Learning environments have been acknowledged to have positive impacts on student learning outcomes (Byers et al. 2018). Particularly, good interactions with learners in the context of providing feedback are of paramount important to ensure their learning progress (Vardy 2012). Thus, being approachable for the students to freely talk to and ask questions inside and outside the classroom is crucial. I provide various ways of feedback to my students including informal feedback (spontaneous feedback during lecture, workshop or consultation session), formal feedback (e.g. discussing the solutions and marking guidelines of the mid-test), formative feedback (e.g. feedback to the project and lab reports) and summative feedback (feedback at the end of the semester). After the assessments (within two weeks), I give formal feedback by uploading summaries of the comments on the assessments to Moodle so that they can reflect on the performances and do corrective actions for future assessments (Race 2010). I also allow the students to see me for individual feedback session in which they can review their marked assessments and discus specific areas for improvements. Prior to the assessments, I conduct revision and clinic session and provide assessment study guideline. Reflecting on student behaviours affected by timely and constructive feedback, I have found the students feel that their progress is valued and supported. This further motivates them to engage more in learning and perform better in the future assessments. The students commented that the feedback given in various methods has been very constructive to their learning.  “Dr Agus is really good at guiding students in learning. Always give useful feedback about our assessment (eVALUate, CHEN2000, S1 2019)”, “He always provide immediate responses to students’ inquiries and questions. He is very good in guiding the students on what the students should do in the project with proper planned timeline. He always replies to emails and give useful feedback (eVALUate, CHEN2000, S1 2018)“, and “A very helpful educator, able to provide feedback (eVALUate, CHEN2000, S1 2019)”.

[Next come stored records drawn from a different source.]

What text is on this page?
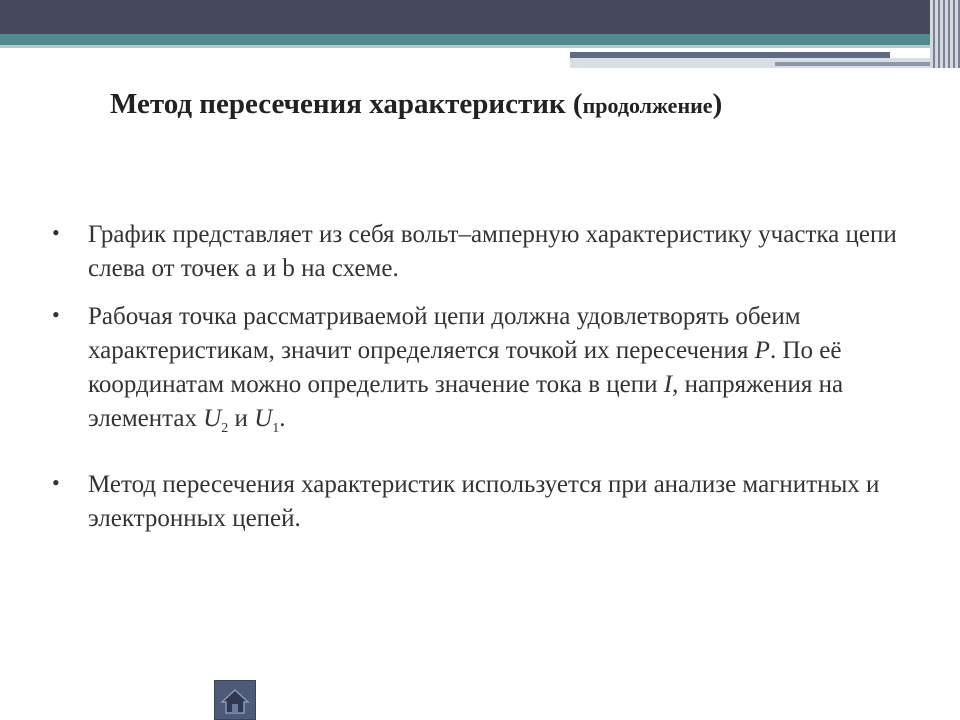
Метод пересечения характеристик (продолжение)
• График представляет из себя вольт–амперную характеристику участка цепи слева от точек a и b на схеме.
• Рабочая точка рассматриваемой цепи должна удовлетворять обеим характеристикам, значит определяется точкой их пересечения P. По её координатам можно определить значение тока в цепи I, напряжения на элементах $U_2$ и $U_1$.
• Метод пересечения характеристик используется при анализе магнитных и электронных цепей.
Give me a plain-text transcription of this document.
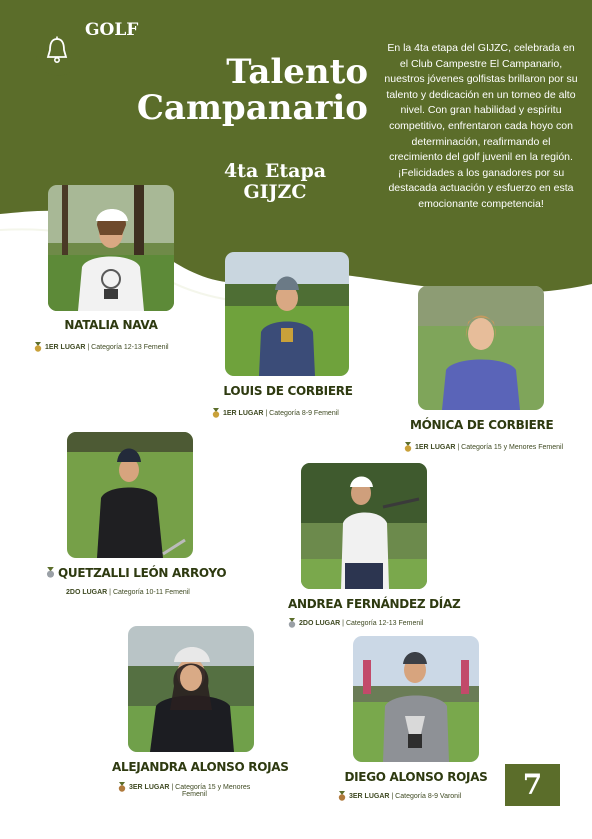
GOLF
Talento
Campanario
4ta Etapa
GIJZC

En la 4ta etapa del GIJZC, celebrada en el Club Campestre El Campanario, nuestros jóvenes golfistas brillaron por su talento y dedicación en un torneo de alto nivel. Con gran habilidad y espíritu competitivo, enfrentaron cada hoyo con determinación, reafirmando el crecimiento del golf juvenil en la región.

¡Felicidades a los ganadores por su destacada actuación y esfuerzo en esta emocionante competencia!

NATALIA NAVA
1ER LUGAR | Categoría 12-13 Femenil
LOUIS DE CORBIERE
1ER LUGAR | Categoría 8-9 Femenil
MÓNICA DE CORBIERE
1ER LUGAR | Categoría 15 y Menores Femenil
QUETZALLI LEÓN ARROYO
2DO LUGAR | Categoría 10-11 Femenil
ANDREA FERNÁNDEZ DÍAZ
2DO LUGAR | Categoría 12-13 Femenil
ALEJANDRA ALONSO ROJAS
3ER LUGAR | Categoría 15 y Menores
Femenil
DIEGO ALONSO ROJAS
3ER LUGAR | Categoría 8-9 Varonil	7
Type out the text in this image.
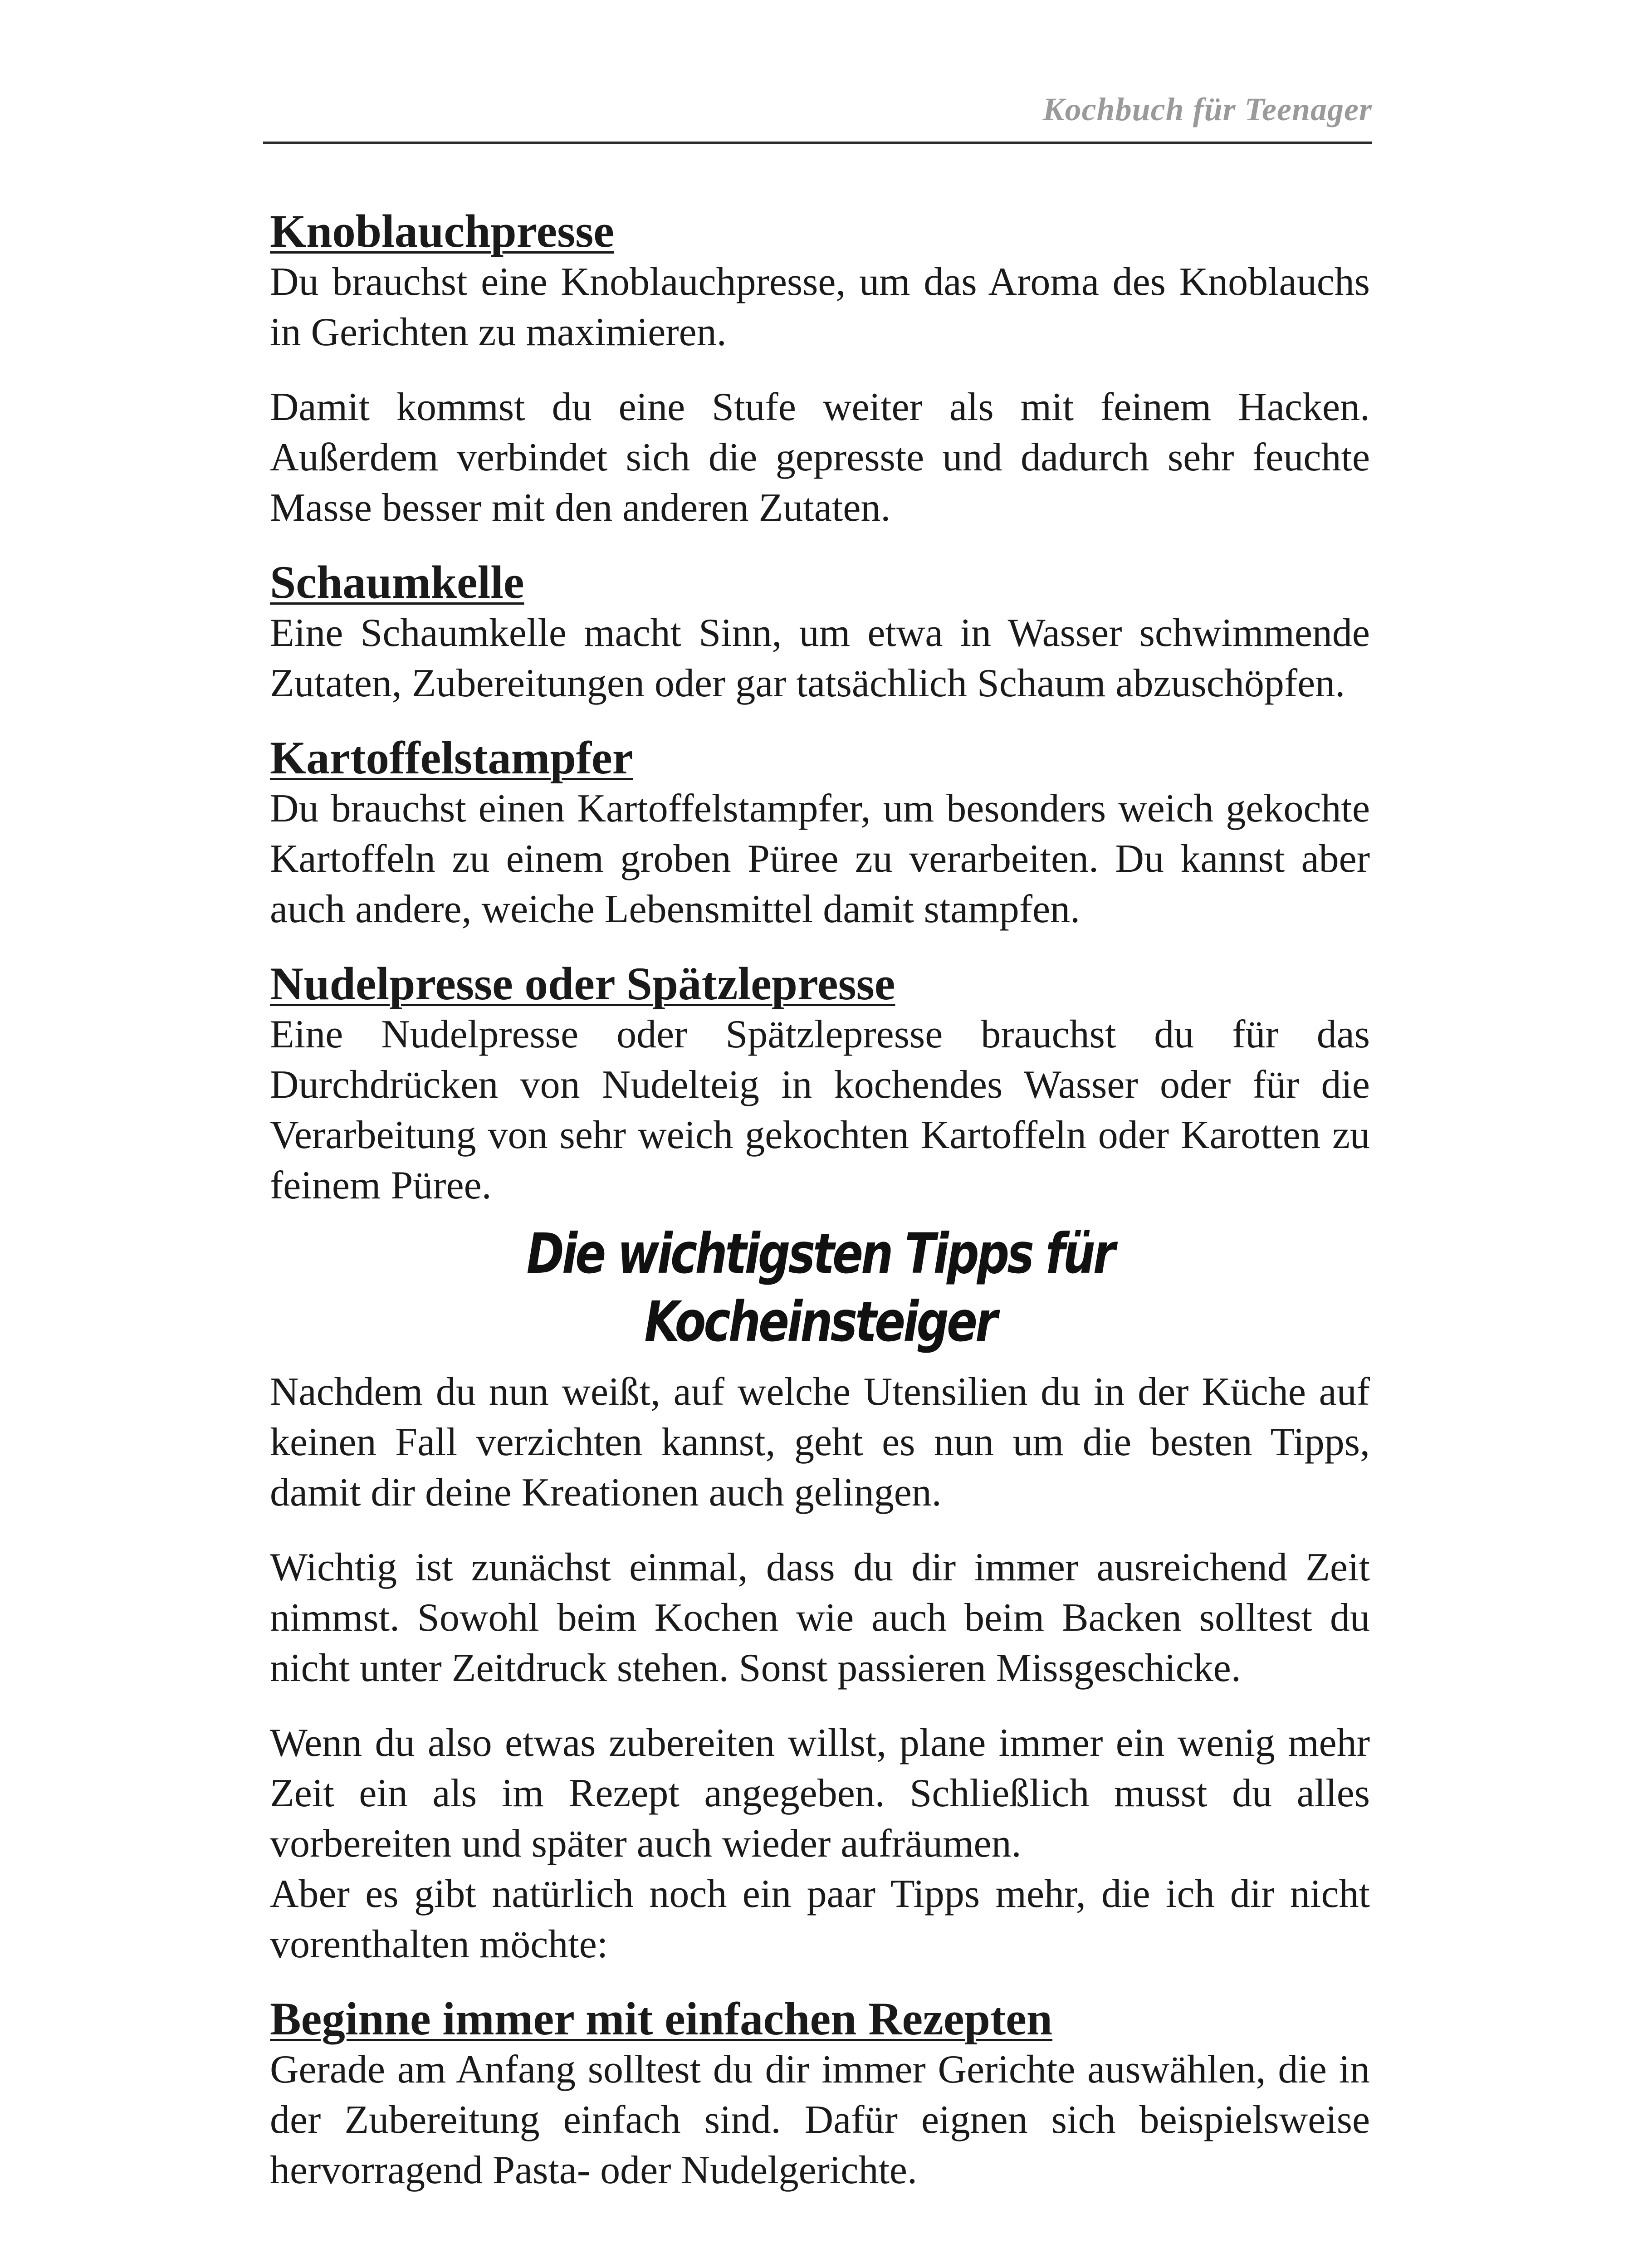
Kochbuch für Teenager
Knoblauchpresse

Du brauchst eine Knoblauchpresse, um das Aroma des Knoblauchs in Gerichten zu maximieren.

Damit kommst du eine Stufe weiter als mit feinem Hacken. Außerdem verbindet sich die gepresste und dadurch sehr feuchte Masse besser mit den anderen Zutaten.

Schaumkelle

Eine Schaumkelle macht Sinn, um etwa in Wasser schwimmende Zutaten, Zubereitungen oder gar tatsächlich Schaum abzuschöpfen.

Kartoffelstampfer

Du brauchst einen Kartoffelstampfer, um besonders weich gekochte Kartoffeln zu einem groben Püree zu verarbeiten. Du kannst aber auch andere, weiche Lebensmittel damit stampfen.

Nudelpresse oder Spätzlepresse

Eine Nudelpresse oder Spätzlepresse brauchst du für das Durchdrücken von Nudelteig in kochendes Wasser oder für die Verarbeitung von sehr weich gekochten Kartoffeln oder Karotten zu feinem Püree.

Die wichtigsten Tipps für Kocheinsteiger

Nachdem du nun weißt, auf welche Utensilien du in der Küche auf keinen Fall verzichten kannst, geht es nun um die besten Tipps, damit dir deine Kreationen auch gelingen.

Wichtig ist zunächst einmal, dass du dir immer ausreichend Zeit nimmst. Sowohl beim Kochen wie auch beim Backen solltest du nicht unter Zeitdruck stehen. Sonst passieren Missgeschicke.

Wenn du also etwas zubereiten willst, plane immer ein wenig mehr Zeit ein als im Rezept angegeben. Schließlich musst du alles vorbereiten und später auch wieder aufräumen.

Aber es gibt natürlich noch ein paar Tipps mehr, die ich dir nicht vorenthalten möchte:

Beginne immer mit einfachen Rezepten

Gerade am Anfang solltest du dir immer Gerichte auswählen, die in der Zubereitung einfach sind. Dafür eignen sich beispielsweise hervorragend Pasta- oder Nudelgerichte.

Biggs, J. and Tang, C. (2011). Teaching for Quality Learning at University (4th Ed.), Maidenhead: SRHE and Open University Press.

Brown, W.S. (2021). Successful Strategies to Engage Students in a COVID-19 Environment, Frontiers in Communication, 6: 641865.

Byers, T., Mahat, M., Liu, K., Knock, A., & Imms, W. (2018). Systematic Review of the Effects of Learning Environments on Student Learning Outcomes. Melbourne: University of Melbourne, LEaRN.

Chakraborty, P., Mittal, P., Gupta, M.S., Yadav, S., Arora, A. (2020). Opinion of students on online education during the COVID-19 pandemic, Human Behavior and Emerging Technologies, 1–9

Dhawan, S. (2020). Online Learning: A Panacea in the Time of COVID-19 Crisis, Journal of Educational Technology Systems, 49 (1): 5-22.

Loftin, C., Davis, L.A. and Hartin, V. (2010). Classroom participation: A student perspective, Teaching and Learning in Nursing, 5 (3): 119-124.

Nowakowski, P.T. (2010). The Academic as Knowledge Purveyor: Deontological Considerations, International Journal of Arts and Sciences, 3(8): 487 – 495.

Race, P. (2010). Making learning happen: A guide for post-compulsory education. London: Sage Publications.